For other two interactions we will contenate year with month as its fraction and week with days as its fraction

In [None]:
data['m_yr'] = data['year'] + data['month']/100
data['week_frac'] = data['week'] + data['dow']/100
data.head()

In [None]:
drop_col = ['sales'] # 'year','day','month','dow','week','store','item',

features = list(data.columns)
for i in drop_col:
    features.remove(i)
    
evaluate_model(data,features)

We have tremendously improved our base model performance by this advance feature engineering. The SMAPE is lowered by almost 60% of it's value at previous step.

## Hyperparameter Tuning:
We will apply standard grid search method to our base model to optimize its important hyperparameters. It helped us to improve the performance further.

In [None]:
h = {'criterion' : ['mse','friedman_mse'],
                   'min_samples_leaf': [1,3,5],
                   'min_samples_split': [2,4,6]
                  }


dtr = DecisionTreeRegressor(random_state=1)
grid = GridSearchCV(dtr, param_grid=h, scoring=smape_score, cv=5, verbose=10, n_jobs =-1)

all_X = data[features]
all_y = np.log1p(data['sales'])
grid.fit(all_X,all_y)
        
pred = grid.predict(data[features])
pred = [max(0,p) for p in pred]

error = smape(all_y,pred,islog=True)

print('SMAPE on Last Step: {:.4f}'.format(error))
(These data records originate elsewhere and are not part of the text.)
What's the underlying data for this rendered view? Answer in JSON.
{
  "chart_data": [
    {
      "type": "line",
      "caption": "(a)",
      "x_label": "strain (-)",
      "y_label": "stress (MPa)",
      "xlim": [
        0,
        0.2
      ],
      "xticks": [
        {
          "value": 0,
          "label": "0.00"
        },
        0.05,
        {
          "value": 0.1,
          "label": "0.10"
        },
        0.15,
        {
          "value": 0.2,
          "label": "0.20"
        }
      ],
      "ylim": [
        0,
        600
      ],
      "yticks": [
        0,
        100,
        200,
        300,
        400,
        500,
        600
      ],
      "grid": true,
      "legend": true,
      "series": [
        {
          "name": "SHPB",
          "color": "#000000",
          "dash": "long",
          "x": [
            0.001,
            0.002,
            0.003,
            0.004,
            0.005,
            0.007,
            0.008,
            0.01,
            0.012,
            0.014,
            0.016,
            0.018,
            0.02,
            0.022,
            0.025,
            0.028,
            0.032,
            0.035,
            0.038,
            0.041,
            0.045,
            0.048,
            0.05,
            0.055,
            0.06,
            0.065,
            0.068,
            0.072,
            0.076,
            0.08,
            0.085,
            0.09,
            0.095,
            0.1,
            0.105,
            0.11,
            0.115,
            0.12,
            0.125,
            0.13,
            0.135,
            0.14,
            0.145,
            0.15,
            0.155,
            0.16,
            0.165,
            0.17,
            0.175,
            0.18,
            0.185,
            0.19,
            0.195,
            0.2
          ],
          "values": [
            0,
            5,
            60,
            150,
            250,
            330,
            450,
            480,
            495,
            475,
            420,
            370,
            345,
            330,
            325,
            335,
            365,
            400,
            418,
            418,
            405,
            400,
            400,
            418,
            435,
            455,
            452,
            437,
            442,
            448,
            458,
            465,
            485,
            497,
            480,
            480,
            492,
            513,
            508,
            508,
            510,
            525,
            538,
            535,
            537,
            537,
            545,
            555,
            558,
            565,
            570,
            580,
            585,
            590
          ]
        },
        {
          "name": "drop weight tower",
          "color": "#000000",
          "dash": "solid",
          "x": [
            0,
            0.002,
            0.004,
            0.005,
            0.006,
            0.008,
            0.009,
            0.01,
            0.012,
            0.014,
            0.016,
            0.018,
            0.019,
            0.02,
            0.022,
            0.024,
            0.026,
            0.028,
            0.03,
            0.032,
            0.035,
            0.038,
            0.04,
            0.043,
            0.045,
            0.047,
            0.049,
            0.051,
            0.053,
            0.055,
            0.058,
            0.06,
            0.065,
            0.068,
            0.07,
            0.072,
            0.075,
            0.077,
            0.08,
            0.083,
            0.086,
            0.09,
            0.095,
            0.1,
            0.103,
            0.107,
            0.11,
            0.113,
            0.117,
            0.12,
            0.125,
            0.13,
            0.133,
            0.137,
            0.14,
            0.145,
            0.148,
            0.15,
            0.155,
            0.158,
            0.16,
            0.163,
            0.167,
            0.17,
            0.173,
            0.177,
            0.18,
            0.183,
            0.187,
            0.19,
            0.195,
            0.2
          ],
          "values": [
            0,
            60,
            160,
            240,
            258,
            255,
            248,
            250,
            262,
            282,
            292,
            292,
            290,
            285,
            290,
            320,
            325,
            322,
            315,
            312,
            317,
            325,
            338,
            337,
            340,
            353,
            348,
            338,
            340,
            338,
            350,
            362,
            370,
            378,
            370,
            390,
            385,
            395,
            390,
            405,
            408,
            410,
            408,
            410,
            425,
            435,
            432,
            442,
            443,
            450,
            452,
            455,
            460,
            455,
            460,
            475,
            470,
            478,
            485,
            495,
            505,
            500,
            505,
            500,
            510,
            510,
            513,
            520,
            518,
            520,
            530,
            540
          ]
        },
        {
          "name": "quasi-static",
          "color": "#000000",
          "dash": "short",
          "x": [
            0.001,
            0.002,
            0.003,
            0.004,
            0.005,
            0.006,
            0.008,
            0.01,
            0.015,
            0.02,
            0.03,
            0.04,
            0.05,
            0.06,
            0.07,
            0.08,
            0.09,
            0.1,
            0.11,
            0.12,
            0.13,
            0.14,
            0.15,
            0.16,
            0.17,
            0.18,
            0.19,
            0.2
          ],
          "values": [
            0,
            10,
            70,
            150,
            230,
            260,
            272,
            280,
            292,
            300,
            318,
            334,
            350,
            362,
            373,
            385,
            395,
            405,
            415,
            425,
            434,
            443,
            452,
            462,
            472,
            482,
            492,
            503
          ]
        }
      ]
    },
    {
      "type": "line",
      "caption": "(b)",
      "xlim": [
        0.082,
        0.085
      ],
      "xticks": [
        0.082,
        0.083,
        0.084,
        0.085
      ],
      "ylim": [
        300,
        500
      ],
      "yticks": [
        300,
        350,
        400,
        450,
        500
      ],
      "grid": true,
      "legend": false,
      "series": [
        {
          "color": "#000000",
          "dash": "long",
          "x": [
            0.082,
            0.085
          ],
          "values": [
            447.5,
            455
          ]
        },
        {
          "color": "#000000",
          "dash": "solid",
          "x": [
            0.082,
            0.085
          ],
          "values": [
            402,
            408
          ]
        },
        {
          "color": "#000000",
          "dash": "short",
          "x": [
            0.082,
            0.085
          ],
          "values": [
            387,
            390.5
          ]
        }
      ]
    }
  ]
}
## Implementation of model for Final Test Set

In [None]:
def transform_feature(df):
    
    # Apply basic feature engineering
    df['month'] = df.index.month
    df['year'] = df.index.year  
    df['dow'] = df.index.dayofweek
    df['day'] = df.index.day
    df['quarter'] = df.index.quarter
    df['week'] = df.index.week
    
    # Apply advance feature engineering
    df['store_item'] = df.apply(encode_feature,axis=1)
    df['m_yr'] = df['year']+df['month']/100
    df['week_frac'] = df['week']+df['dow']/100
    
    return df
    
    

In [None]:
holdout = pd.read_csv('/kaggle/input/demand-forecasting-kernels-only/test.csv',parse_dates =['date'],index_col=['date'])
ids= holdout['id']
holdout = transform_feature(holdout)

pred_h = grid.predict(holdout[features])
pred_h = np.exp(pred_h)-1
pred_h = [max(0,p) for p in pred_h]

submission_df = {'id':ids, 'sales':pred_h}
submission =pd.DataFrame(submission_df)

submission.to_csv('submission.csv',index=False)



**Test score : 14.80 **

## Summary: 
We have implemented store demand forecast which forecast sales of item at different store. We have trained model on five years of data and tested over next three months. Our test SMAPE score is 14.80. The aim of the project is to step by step improvement to our base model through basic to advance feature engineering and hyperparameter tuning. We have started with very simple decision tree regressor model with available feature which provided us SMAPE score 47.66. With feature engineering step we have reduced it to 18.63 and further hyperparameter tuning reduced it to 10.48.